4. Adhere to the audit principle in the audit work, abide by the auditor's code of conduct and the company's regulations, pay attention to your words and deeds, and safeguard the company's interests and image
在审核工作中坚持审核原则，遵守审核员的行为规范和公司的各项规定，注意自己的言行，维护公司利益和形象

5.Timely apply, maintain, and extend own auditor/expert qualification through audit practice, experience exchange, self-study and training regarding regulations, standards and product knowledge.

通过审核项目实践、经验交流、自学以及有关法规、标准和产品知识的培训，及时申请、维护并扩充自身的审核员/专家资格

6.Actively participate in the relevant training work arranged by the company
积极参加公司安排的有关培训工作

7.Provide advice on audit-related work and also other work of the company
提供与审核相关的工作及公司其他各项工作的建议。

Job Requirements:

1. Expertise in ISO 13485 and EU CE certification for medical devices
具备ISO 13485 和 欧盟医疗器械CE认证专业知识

2.Familiar with MDD and MDR or IVDD & IVDR
熟悉MDD & MDR 或 IVDD & IVDR 等法规

3.Familiarity with the safety, performance, risk management, sterilization, and biologic evaluation requirements of MDD & MDR or IVDD & IVDR for active medical devices, or non-active medical devices, or in vitro diagnostic medical devices
熟悉 MDD & MDR 或 IVDD & IVDR 对有源医疗器械、无源医疗器械或体外诊断医疗器械的安全、性能、风险管理、灭菌和生物评估等要求

4.At least 4 years full-time work with relevant practical experience in the field of healthcare products, such as medical device or pharmaceutical industry, science, laboratories, notified bodies, examination centers or facilities that test or manufacture medical devices.
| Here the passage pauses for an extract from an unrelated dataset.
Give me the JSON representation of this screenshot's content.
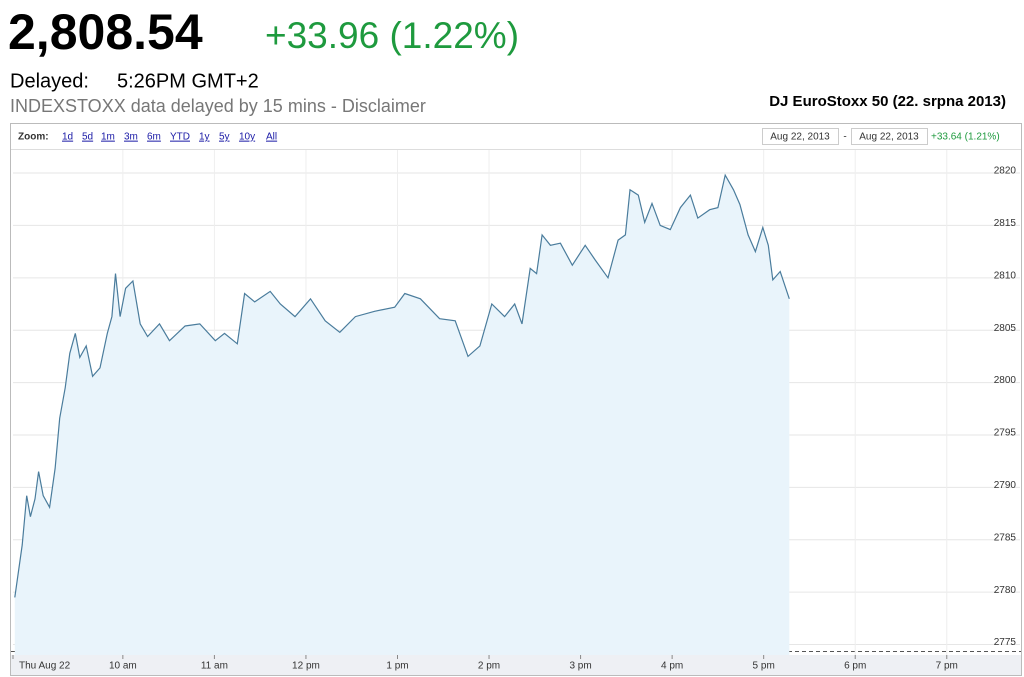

R&D working experience is preferred

在医疗保健产品领域，如医疗器械或制药业、科学研究、实验室、公告机构、检查中心或医疗器械测试或生产设施，至少有 4 年全职工作和相关实践经验. 有研发经验优先考虑

5.Education Requirements: as a minimum a Bachelor's Degree in 1 or more areas as listed below: a) biology/microbiology; b) chemistry or biochemistry; c) computer and software technology; d) electrical, electronic, mechanical, or bioengineering; e) human physiology; f) medicine; g) pharmacy; h) physics or biophysics; i) material sciences

学历要求：至少在以下一个或多个领域获得学士学位：a) 生物学/微生物学； b) 化学或生物化学； c) 计算机和软件技术； d) 电气、电子、机械或生物工程； e) 人体生理学； f) 医学； g) 药学； h) 物理或生物物理学； i) 材料科学。

6.Good language expression skills, strong English reading and writing skills; Be able to withstand the corresponding work pressure and adapt to frequent business trips
良好的语言表达能力，英语读写能力强；能承受相应的工作压力，适应频繁出差；

7. Good communication skills and team spirit
具有良好的沟通能力和团队合作精神。